Cabinets of Curiosities in Academic and Research Libraries: Collections and Sensibilities
presentation by Will Baker
Saturday September 7th 5:00pm
Full Seminar Schedule
Over the past thirty years, as college and research libraries have struggled with changes and anxieties introduced by the digital information revolution, many have turned to their rare book collections to help re-examine and renew the roles and physical places and social spaces.
During this same period, scholarly interest in the origins of libraries and museums has blossomed, with particular attention to “cabinets of curiosities” collections of natural and artificial wonders that first formed in the early modern era and later survived among the proprietary museums of the 19th and 20th centuries – highly individual collections, rooted in place, that both cried for and defied efforts of rational classification. They were – and may be again – material reminders of the cultural contingency of the construction of knowledge, and all of the beauty and problems surrounding it.
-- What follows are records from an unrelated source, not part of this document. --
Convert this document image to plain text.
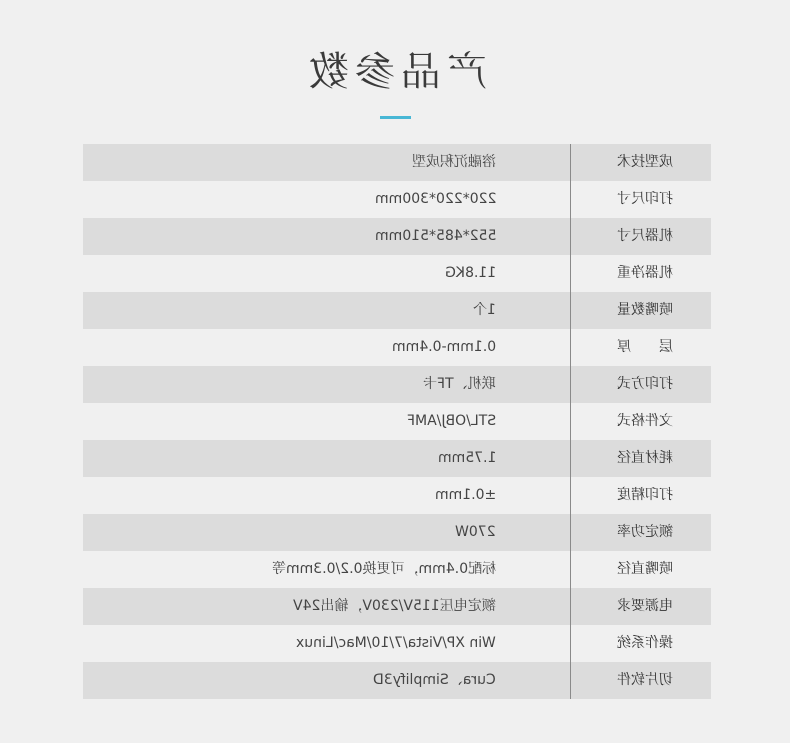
产品参数
溶融沉积成型	成型技术
220*220*300mm	打印尺寸
552*485*510mm	机器尺寸
11.8KG	机器净重
1个	喷嘴数量
0.1mm-0.4mm	层　　厚
联机、TF卡	打印方式
STL/OBJ/AMF	文件格式
1.75mm	耗材直径
±0.1mm	打印精度
270W	额定功率
标配0.4mm，可更换0.2/0.3mm等	喷嘴直径
额定电压115V/230V，输出24V	电源要求
Win XP/Vista/7/10/Mac/Linux	操作系统
Cura、Simplify3D	切片软件
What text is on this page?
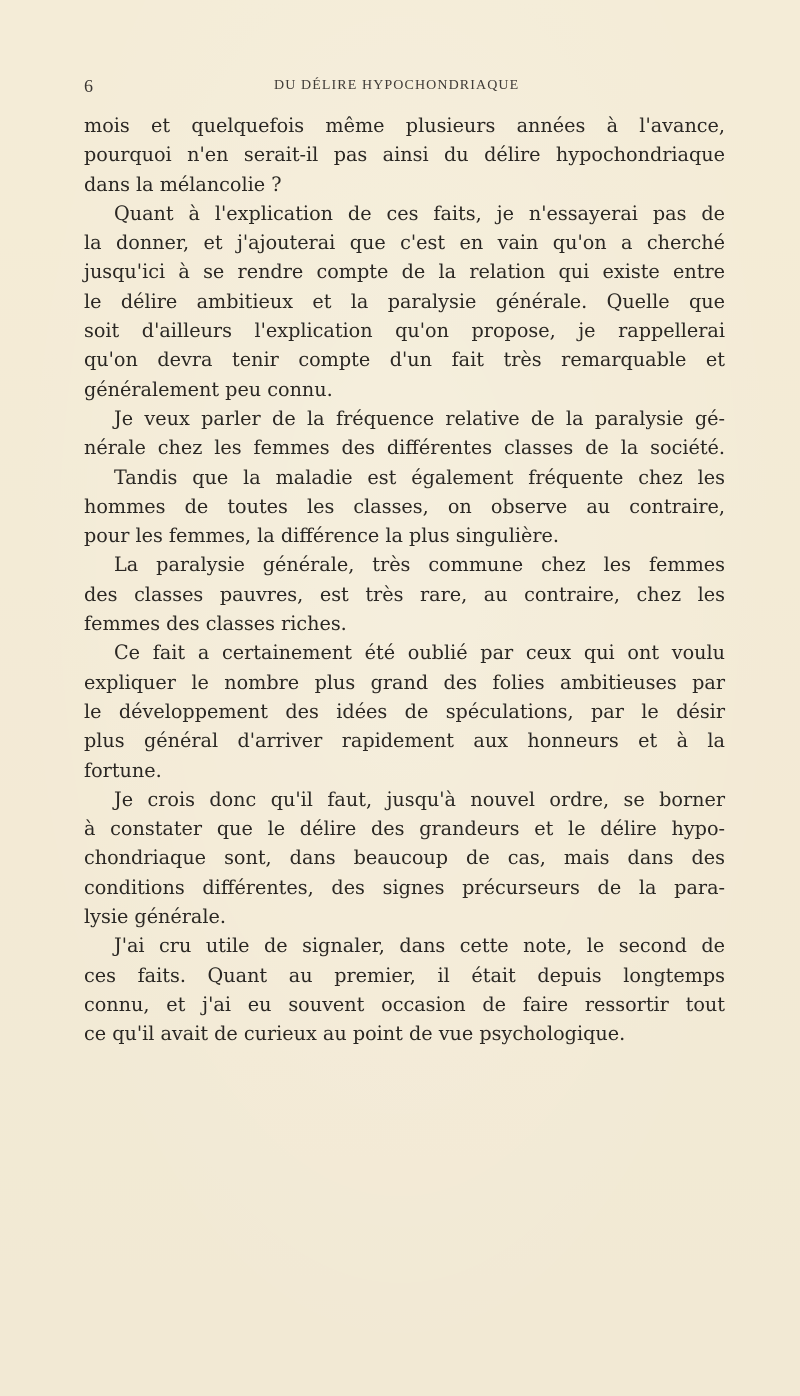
6	DU DÉLIRE HYPOCHONDRIAQUE
mois et quelquefois même plusieurs années à l'avance,
pourquoi n'en serait-il pas ainsi du délire hypochondriaque
dans la mélancolie ?
Quant à l'explication de ces faits, je n'essayerai pas de
la donner, et j'ajouterai que c'est en vain qu'on a cherché
jusqu'ici à se rendre compte de la relation qui existe entre
le délire ambitieux et la paralysie générale. Quelle que
soit d'ailleurs l'explication qu'on propose, je rappellerai
qu'on devra tenir compte d'un fait très remarquable et
généralement peu connu.
Je veux parler de la fréquence relative de la paralysie gé-
nérale chez les femmes des différentes classes de la société.
Tandis que la maladie est également fréquente chez les
hommes de toutes les classes, on observe au contraire,
pour les femmes, la différence la plus singulière.
La paralysie générale, très commune chez les femmes
des classes pauvres, est très rare, au contraire, chez les
femmes des classes riches.
Ce fait a certainement été oublié par ceux qui ont voulu
expliquer le nombre plus grand des folies ambitieuses par
le développement des idées de spéculations, par le désir
plus général d'arriver rapidement aux honneurs et à la
fortune.
Je crois donc qu'il faut, jusqu'à nouvel ordre, se borner
à constater que le délire des grandeurs et le délire hypo-
chondriaque sont, dans beaucoup de cas, mais dans des
conditions différentes, des signes précurseurs de la para-
lysie générale.
J'ai cru utile de signaler, dans cette note, le second de
ces faits. Quant au premier, il était depuis longtemps
connu, et j'ai eu souvent occasion de faire ressortir tout
ce qu'il avait de curieux au point de vue psychologique.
In this talk, antiquarian bookseller, librarian, and former dime museum attendant Will Baker discusses how the literature and philosophical sensibilities that shaped and emerged from cabinets of curiosities have influenced the work of college and research libraries in the present era – and how they might serve as a key to preserving the importance of Special Collections departments in the years ahead.
Will Baker is a bookseller, appraiser, and collections management consultant for W. C. Baker Rare Books & Ephemera, ABBA/ILAB. He received his first master’s degree in Museum Studies from New York University, where he focused on the early development of natural history museums and 19th-century American dime museums. During that period, he worked as a researcher in the Anthropology division of the American Museum of Natural History, and as a curatorial assistant at the sword swallower Johnny Fox’s Lower East Side dime museum, the Freakatorium. He later worked as a rare book cataloger for the William Reese Company and as the librarian and executive director of New Haven’s Institute Library. In recent years Baker has performed consulting work for organizations including the Carnegie Museum of Natural History and the Edward Gorey Charitable Trust and has helped research and catalog Florence Fearrington’s landmark collection of rare books relating to cabinets of curiosities.